Manuel Maria

José Ribeiro e Castro, Avenida da Liberdade, 20151204

Já não está connosco. 

O Comandante Manuel Pinto Machado era um homem raro. Basicamente era um militar: foi um dedicado marinheiro. Ontem à noite, na Basílica da Estrela, entre os primeiros que se foram juntando para o acompanhar na última despedida, lá estava uma vasta série de companheiros de Marinha da sua geração, colegas de Curso e camaradas de outras e variadas missões militares. Lá estava também o guião da Associação de Fuzileiros, sinal da especialidade a que também pertenceu.

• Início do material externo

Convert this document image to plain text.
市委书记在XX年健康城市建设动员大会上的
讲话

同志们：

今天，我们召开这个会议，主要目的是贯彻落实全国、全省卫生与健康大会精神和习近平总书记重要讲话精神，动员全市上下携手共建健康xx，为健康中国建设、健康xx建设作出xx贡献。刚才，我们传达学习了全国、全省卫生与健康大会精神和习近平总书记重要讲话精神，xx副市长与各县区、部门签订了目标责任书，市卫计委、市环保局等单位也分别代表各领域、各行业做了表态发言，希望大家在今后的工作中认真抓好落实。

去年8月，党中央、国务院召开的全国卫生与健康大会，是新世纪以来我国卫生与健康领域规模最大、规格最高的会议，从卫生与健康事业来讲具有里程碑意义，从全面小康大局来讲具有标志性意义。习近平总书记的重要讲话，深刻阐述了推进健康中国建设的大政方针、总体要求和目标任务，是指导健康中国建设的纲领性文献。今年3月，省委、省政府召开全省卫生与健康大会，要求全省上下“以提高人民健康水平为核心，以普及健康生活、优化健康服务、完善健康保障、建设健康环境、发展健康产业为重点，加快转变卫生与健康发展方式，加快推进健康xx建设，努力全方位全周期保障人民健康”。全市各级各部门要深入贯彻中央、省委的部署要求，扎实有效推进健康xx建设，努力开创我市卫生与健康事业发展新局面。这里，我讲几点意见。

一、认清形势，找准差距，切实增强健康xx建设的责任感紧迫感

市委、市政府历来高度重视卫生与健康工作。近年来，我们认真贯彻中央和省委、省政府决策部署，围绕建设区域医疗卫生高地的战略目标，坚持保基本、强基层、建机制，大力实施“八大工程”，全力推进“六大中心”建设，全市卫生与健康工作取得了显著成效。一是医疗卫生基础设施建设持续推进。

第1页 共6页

Como acontece entre os camaradas de armas, de forma bem marcada na Marinha, pareciam todos irmãos – e sempre jovens como há cinquenta anos. Para quem pudesse ter dúvidas sobre o seu carácter, via-se bem, pela saudade e presença massiva dos companheiros, que o Comandante Manuel Pinto Machado foi um bom camarada. E era. Mais do que isso: era um amigalhaço. 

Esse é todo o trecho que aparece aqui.